After staying out of sight for weeks, Bankman-Fried began making a series of media appearances last week — interviews in which he acknowledged he made mistakes, but pushing back on the notion that he or the company had done anything illegal.

Based on those interviews, Waters said, “clear to us that the information you have thus far is sufficient for testimony.”

Bankman-Fried, who is colloquially known as SBF, says he is happy to participate at hearings on Tuesday, but said on Twitter “there is a limit to what I will be able to say, and I won’t be as helpful as I’d like,” because he does not have access to all of his data since he has no formal role at the company ever since it filed for bankruptcy a month ago.

WATCH | ‘King of crypto’ speaks:

FTX founder speaks for 1st time since crypto company’s collapse

FTX founder Sam Bankman-Fried, once hailed as the ‘King of Crypto,’ spoke on video for the first time since the sudden collapse of his cryptocurrency exchange company, pushing back against allegations of fraud.

Customer deposits vanished

SBF has become public enemy No. 1 for many in the crypto space since the debacle began, after it emerged that billions of dollars worth of funds that were supposed to be safe, were used as collateral for loans by his personal trading firm, Alameda. 

At least $1 billion US worth of customer deposits has completely vanished.

Critics have alleged that Bankman-Fried is being treated better than executives at other collapsed companies would be, noting that he was a major political donor in the most recent U.S. elections. According to non-partisan political watchdog OpenSecrets.org, Bankman-Friend donated $40 million US in the most recent electoral cycle, the vast majority of which went to Democrats but also a small amount to Republicans.

That’s enough to make him the sixth-largest individual political donor of 2022. 

Richard Smith, the CEO of investment analysis firm Finiac, says the treatment Bankman-Fried has received since the scandal began is “absurd” but is sadly predictable. “He bought relationships with powerful people,” he said in an interview with CBC News.

He says it’s ridiculous that Waters is claiming to want to hold him to account, given the infamous clip of her blowing him a kiss when he finished speaking to lawmakers about crypto regulation last year.

“It’s pretty clear who Sam Bankman-Fried is and what he was doing,” he said. “He was promising high returns with no risk and he was using the media and the regulators and the politicians to make something that seemed that was very risky to seem not risky at all.”

“But it was a fraud from day one.”

Dipping into customer funds

One of the accusations made against Bankman-Fried is that he arranged for Alameda to use customers’ assets in FTX to place bets in the market. Bankman-Fried has said in public interviews that he did not “knowingly” co-mingle customers’ assets with Alameda.

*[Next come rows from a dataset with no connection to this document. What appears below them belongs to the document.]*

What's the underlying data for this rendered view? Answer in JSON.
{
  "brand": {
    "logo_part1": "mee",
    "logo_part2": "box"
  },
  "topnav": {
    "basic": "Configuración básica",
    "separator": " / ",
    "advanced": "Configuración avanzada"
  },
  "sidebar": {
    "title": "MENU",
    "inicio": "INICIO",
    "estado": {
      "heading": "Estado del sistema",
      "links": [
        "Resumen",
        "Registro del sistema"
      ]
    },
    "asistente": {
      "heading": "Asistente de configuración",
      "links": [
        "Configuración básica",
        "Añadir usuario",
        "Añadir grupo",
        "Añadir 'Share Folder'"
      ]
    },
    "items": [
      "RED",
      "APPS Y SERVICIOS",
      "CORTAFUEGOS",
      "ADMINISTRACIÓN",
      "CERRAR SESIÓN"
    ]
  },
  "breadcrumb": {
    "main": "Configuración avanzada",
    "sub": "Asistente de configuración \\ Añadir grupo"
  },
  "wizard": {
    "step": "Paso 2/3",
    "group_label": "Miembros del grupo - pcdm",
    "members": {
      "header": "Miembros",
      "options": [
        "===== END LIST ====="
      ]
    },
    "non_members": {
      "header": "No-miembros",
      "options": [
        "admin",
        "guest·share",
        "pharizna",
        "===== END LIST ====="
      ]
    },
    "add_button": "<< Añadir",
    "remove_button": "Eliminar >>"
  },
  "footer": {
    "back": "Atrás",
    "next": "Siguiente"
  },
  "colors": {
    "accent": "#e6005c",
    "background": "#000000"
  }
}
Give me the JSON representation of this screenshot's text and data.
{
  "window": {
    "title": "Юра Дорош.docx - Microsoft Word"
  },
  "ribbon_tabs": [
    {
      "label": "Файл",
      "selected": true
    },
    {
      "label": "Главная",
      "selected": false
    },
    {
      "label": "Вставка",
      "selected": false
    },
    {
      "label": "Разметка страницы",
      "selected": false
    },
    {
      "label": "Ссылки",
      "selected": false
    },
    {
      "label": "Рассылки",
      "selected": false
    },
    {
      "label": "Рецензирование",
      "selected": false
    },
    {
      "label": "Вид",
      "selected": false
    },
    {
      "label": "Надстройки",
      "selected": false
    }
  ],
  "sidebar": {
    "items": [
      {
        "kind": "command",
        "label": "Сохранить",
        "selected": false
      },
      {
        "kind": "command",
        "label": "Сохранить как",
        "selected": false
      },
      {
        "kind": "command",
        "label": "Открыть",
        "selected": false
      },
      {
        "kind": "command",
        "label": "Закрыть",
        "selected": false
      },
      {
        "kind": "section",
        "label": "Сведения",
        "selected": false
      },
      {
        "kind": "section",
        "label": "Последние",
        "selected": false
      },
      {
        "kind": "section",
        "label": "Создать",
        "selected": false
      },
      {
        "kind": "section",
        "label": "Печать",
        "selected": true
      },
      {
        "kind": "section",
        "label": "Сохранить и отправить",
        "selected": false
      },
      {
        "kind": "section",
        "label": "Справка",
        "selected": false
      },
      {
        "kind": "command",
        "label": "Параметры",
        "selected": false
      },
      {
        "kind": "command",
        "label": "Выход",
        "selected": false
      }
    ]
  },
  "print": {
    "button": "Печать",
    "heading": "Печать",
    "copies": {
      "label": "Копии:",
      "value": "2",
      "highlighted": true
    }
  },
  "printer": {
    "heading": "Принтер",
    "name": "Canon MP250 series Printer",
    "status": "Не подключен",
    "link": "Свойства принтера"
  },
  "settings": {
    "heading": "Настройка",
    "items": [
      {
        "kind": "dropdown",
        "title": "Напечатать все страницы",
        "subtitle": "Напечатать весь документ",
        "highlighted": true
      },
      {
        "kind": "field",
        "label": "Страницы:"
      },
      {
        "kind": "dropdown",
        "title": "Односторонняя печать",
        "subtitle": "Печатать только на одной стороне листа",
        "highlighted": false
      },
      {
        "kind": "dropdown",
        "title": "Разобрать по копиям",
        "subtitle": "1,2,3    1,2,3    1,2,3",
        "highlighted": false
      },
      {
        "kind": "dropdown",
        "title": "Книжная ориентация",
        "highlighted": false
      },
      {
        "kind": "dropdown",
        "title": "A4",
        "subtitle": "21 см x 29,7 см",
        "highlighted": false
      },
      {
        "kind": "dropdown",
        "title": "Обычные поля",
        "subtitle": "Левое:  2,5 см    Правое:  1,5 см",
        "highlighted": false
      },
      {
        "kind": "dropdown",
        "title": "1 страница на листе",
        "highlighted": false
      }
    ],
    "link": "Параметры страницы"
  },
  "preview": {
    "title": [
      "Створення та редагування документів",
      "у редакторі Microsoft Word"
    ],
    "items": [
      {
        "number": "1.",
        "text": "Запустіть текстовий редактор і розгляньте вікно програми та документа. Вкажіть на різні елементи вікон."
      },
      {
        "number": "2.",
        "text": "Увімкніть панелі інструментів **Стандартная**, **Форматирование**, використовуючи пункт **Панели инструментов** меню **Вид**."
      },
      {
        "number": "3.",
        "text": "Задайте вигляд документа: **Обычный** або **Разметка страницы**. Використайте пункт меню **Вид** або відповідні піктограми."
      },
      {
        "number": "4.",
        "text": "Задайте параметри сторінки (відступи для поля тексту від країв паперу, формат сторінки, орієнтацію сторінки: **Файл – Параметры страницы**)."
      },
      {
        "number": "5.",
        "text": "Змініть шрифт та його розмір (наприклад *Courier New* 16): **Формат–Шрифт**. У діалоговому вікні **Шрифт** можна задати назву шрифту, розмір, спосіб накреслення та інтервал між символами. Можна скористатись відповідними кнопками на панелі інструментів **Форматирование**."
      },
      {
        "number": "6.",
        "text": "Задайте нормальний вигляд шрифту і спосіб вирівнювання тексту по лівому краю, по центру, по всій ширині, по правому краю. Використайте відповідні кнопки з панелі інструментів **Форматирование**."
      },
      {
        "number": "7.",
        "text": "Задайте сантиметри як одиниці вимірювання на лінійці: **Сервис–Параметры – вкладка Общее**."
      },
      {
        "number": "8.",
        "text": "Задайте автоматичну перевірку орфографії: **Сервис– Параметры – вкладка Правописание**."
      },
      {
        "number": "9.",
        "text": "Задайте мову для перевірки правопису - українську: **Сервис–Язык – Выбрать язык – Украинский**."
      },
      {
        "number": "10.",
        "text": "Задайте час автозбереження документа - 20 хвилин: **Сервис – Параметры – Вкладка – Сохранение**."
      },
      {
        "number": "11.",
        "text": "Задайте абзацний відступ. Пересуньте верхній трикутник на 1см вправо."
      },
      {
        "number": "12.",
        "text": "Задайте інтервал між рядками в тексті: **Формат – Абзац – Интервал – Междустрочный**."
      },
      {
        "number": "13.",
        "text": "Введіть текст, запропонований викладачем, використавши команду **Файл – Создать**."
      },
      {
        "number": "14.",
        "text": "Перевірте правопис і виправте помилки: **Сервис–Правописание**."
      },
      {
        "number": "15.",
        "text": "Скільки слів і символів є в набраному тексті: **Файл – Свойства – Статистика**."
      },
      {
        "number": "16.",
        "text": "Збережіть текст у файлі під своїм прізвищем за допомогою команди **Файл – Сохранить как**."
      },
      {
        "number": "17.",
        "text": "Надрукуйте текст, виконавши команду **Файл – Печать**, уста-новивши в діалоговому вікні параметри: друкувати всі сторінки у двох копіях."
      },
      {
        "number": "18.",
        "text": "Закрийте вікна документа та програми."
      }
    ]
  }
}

Bankman-Fried, who was once one of the richest people in the world on paper, now says he is getting by on a single credit card and likely has less than $100,000 to his name after FTX’s failure.

He has yet to appear on U.S. soil since the debacle began, appearing entirely remotely from the Bahamas, where he lives.

Waters has said that FTX’s collapse had “harmed over one million people,” and tweeted on Tuesday that if Bankman-Fried was not willing to testify that a subpoena was “definitely on the table.”